I audited several film courses in university, just because I could, and I saw all these films I would never have seen before, challenging, strange, unusual films. I still remember decades later watching the last few minutes of Zardoz and thinking, "What did I just watch?"
I guarantee you that you will never get such a world-changing reaction by teaching superhero movies.
More, the viewpoint of comic book movies on society is this: a tiny number of extremely powerful people are the only ones that can effect change, and everyone else is powerless.
And nearly always, these powers are inherited. Look at the number of kings, royalty, hereditary billionaires and even gods that appear in these series. Do you think that it's a coincidence that the two working class superheroes, Spider-Man and Ant Man, are named after insects?

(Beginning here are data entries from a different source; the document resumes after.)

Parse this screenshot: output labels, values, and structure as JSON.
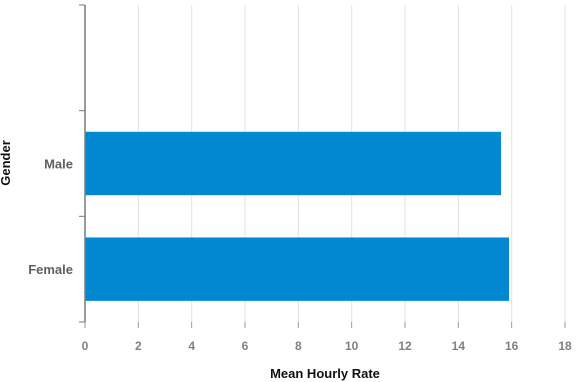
{
  "chart_data": {
    "type": "bar",
    "orientation": "horizontal",
    "categories": [
      "",
      "Male",
      "Female"
    ],
    "values": [
      null,
      15.6,
      15.9
    ],
    "xlabel": "Mean Hourly Rate",
    "ylabel": "Gender",
    "xlim": [
      0,
      18
    ],
    "xticks": [
      0,
      2,
      4,
      6,
      8,
      10,
      12,
      14,
      16,
      18
    ],
    "grid": "vertical",
    "bar_color": "#0288D1"
  }
}
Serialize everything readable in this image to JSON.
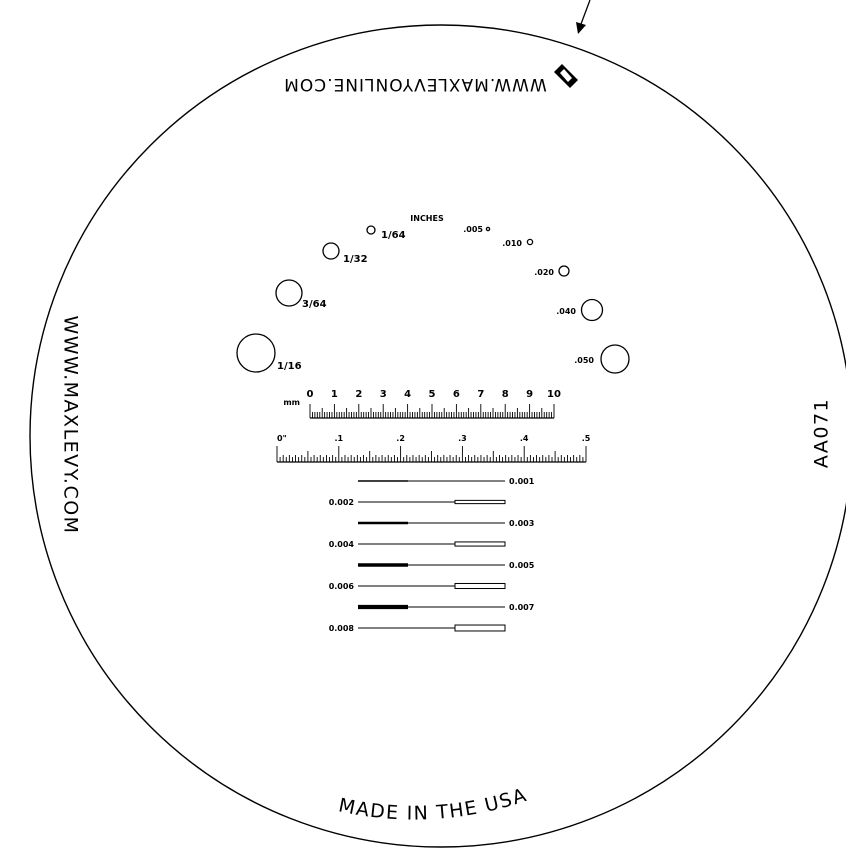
{
  "texts": {
    "top_url": "WWW.MAXLEVYONLINE.COM",
    "left_url": "WWW.MAXLEVY.COM",
    "made_in": "MADE IN THE USA",
    "part_number": "AA071",
    "inches_heading": "INCHES",
    "mm_unit": "mm",
    "inch_zero": "0\""
  },
  "holes": [
    {
      "label": ".005"
    },
    {
      "label": ".010"
    },
    {
      "label": ".020"
    },
    {
      "label": ".040"
    },
    {
      "label": ".050"
    },
    {
      "label": "1/64"
    },
    {
      "label": "1/32"
    },
    {
      "label": "3/64"
    },
    {
      "label": "1/16"
    }
  ],
  "mm_scale": {
    "labels": [
      "0",
      "1",
      "2",
      "3",
      "4",
      "5",
      "6",
      "7",
      "8",
      "9",
      "10"
    ]
  },
  "inch_scale": {
    "labels": [
      "0\"",
      ".1",
      ".2",
      ".3",
      ".4",
      ".5"
    ]
  },
  "line_widths": [
    {
      "label": "0.001"
    },
    {
      "label": "0.002"
    },
    {
      "label": "0.003"
    },
    {
      "label": "0.004"
    },
    {
      "label": "0.005"
    },
    {
      "label": "0.006"
    },
    {
      "label": "0.007"
    },
    {
      "label": "0.008"
    }
  ]
}
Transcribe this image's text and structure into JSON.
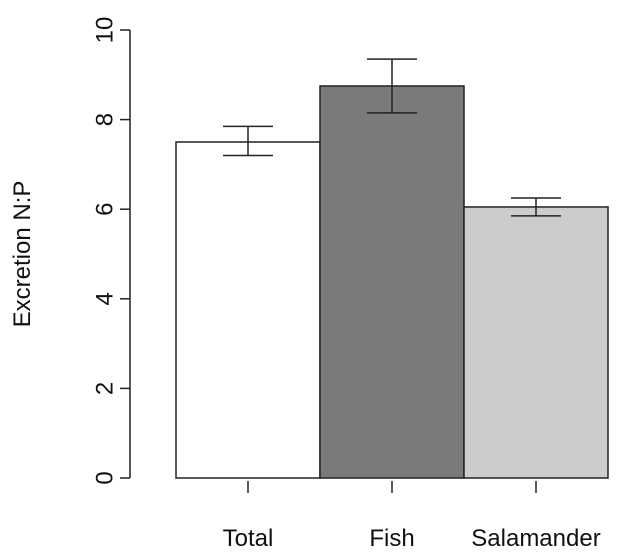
{
  "chart_data": {
    "type": "bar",
    "title": "",
    "xlabel": "",
    "ylabel": "Excretion N:P",
    "categories": [
      "Total",
      "Fish",
      "Salamander"
    ],
    "values": [
      7.5,
      8.75,
      6.05
    ],
    "errors": [
      {
        "low": 7.2,
        "high": 7.85
      },
      {
        "low": 8.15,
        "high": 9.35
      },
      {
        "low": 5.85,
        "high": 6.25
      }
    ],
    "colors": [
      "#ffffff",
      "#7a7a7a",
      "#cccccc"
    ],
    "bar_outline": "#222222",
    "ylim": [
      0,
      10
    ],
    "yticks": [
      "0",
      "2",
      "4",
      "6",
      "8",
      "10"
    ],
    "grid": false,
    "legend": "none"
  }
}
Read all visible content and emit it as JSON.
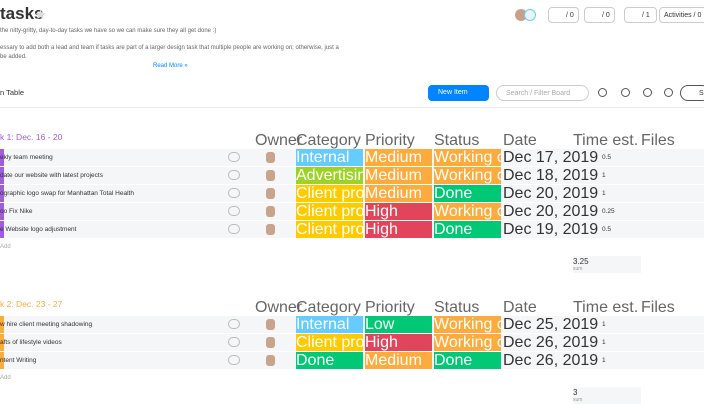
{
  "header": {
    "title": "tasks",
    "description": [
      "the nitty-gritty, day-to-day tasks we have so we can make sure they all get done :)",
      "essary to add both a lead and team if tasks are part of a larger design task that multiple people are working on; otherwise, just a",
      "be added."
    ],
    "read_more": "Read More »",
    "counters": [
      "/ 0",
      "/ 0",
      "/ 1"
    ],
    "activities": "Activities / 0"
  },
  "toolbar": {
    "view": "n Table",
    "new_item": "New Item",
    "search": "Search / Filter Board",
    "cut_button": "S"
  },
  "label_colors": {
    "Internal": "#66ccff",
    "Advertising": "#9cd326",
    "Client projects": "#ffcb00",
    "Done": "#00c875",
    "Medium": "#fdab3d",
    "High": "#e2445c",
    "Low": "#00c875",
    "Working on it": "#fdab3d"
  },
  "groups": [
    {
      "title": "k 1: Dec. 16 - 20",
      "color": "#a25ddc",
      "columns": [
        "Owner",
        "Category",
        "Priority",
        "Status",
        "Date",
        "Time est.",
        "Files"
      ],
      "rows": [
        {
          "name": "ekly team meeting",
          "category": "Internal",
          "priority": "Medium",
          "status": "Working on it",
          "date": "Dec 17, 2019",
          "time": 0.5
        },
        {
          "name": "date our website with latest projects",
          "category": "Advertising",
          "priority": "Medium",
          "status": "Working on it",
          "date": "Dec 18, 2019",
          "time": 1
        },
        {
          "name": "ographic logo swap for Manhattan Total Health",
          "category": "Client projects",
          "priority": "Medium",
          "status": "Done",
          "date": "Dec 20, 2019",
          "time": 1
        },
        {
          "name": "oo Fix Nike",
          "category": "Client projects",
          "priority": "High",
          "status": "Working on it",
          "date": "Dec 20, 2019",
          "time": 0.25
        },
        {
          "name": "e Website logo adjustment",
          "category": "Client projects",
          "priority": "High",
          "status": "Done",
          "date": "Dec 19, 2019",
          "time": 0.5
        }
      ],
      "add": "Add",
      "sum": 3.25,
      "sum_label": "sum"
    },
    {
      "title": "k 2: Dec. 23 - 27",
      "color": "#fdab3d",
      "columns": [
        "Owner",
        "Category",
        "Priority",
        "Status",
        "Date",
        "Time est.",
        "Files"
      ],
      "rows": [
        {
          "name": "w hire client meeting shadowing",
          "category": "Internal",
          "priority": "Low",
          "status": "Working on it",
          "date": "Dec 25, 2019",
          "time": 1
        },
        {
          "name": "afts of lifestyle videos",
          "category": "Client projects",
          "priority": "High",
          "status": "Working on it",
          "date": "Dec 26, 2019",
          "time": 1
        },
        {
          "name": "ntent Writing",
          "category": "Done",
          "priority": "Medium",
          "status": "Done",
          "date": "Dec 26, 2019",
          "time": 1
        }
      ],
      "add": "Add",
      "sum": 3,
      "sum_label": "sum"
    }
  ]
}
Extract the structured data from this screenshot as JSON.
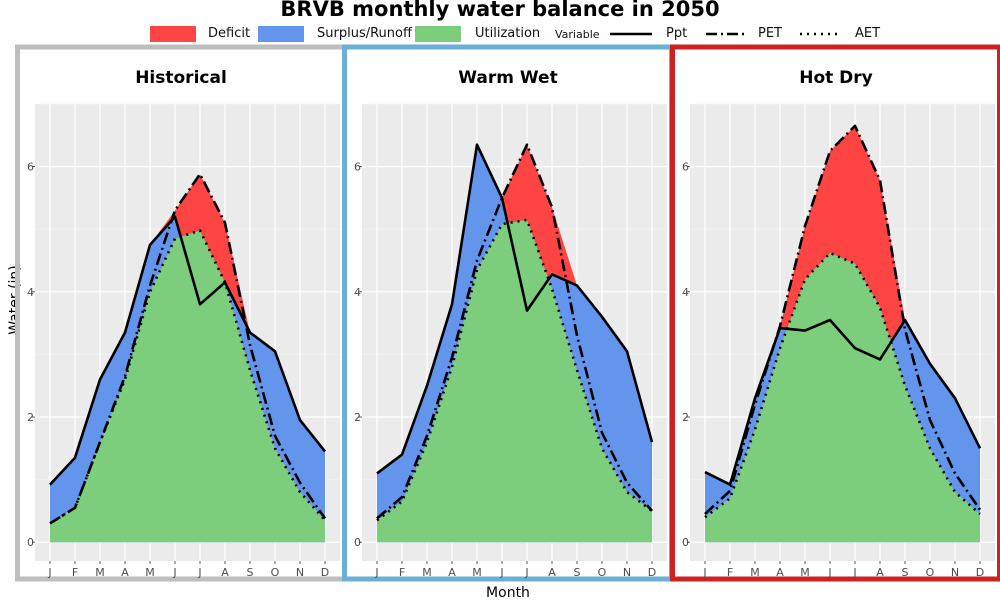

It's Ayn Rand's wet dream. It's exactly the reverse of the message we need today, that individuals are powerful and that we can stop the inexorable march to planetary destruction, the precipice whose edge our "leaders" are cheerfully leading us toward.
The fact that Marvel or DC throws in some unrelated bit like WW looking at a baby is not "character development". It's someone checking off a box on a form.
And finally, the fact that each and every movie ends with a punchup. The poverty of imagination isn't an accident - it's quite deliberate.
Show them something entrancing that they might never see elsewhere, like Touch Of Evil, or In Fabric, or Soy Cuba, or one of thousands of films that depicts regular human beings and not men in tights and capes and the occasional lady getting into fistfights.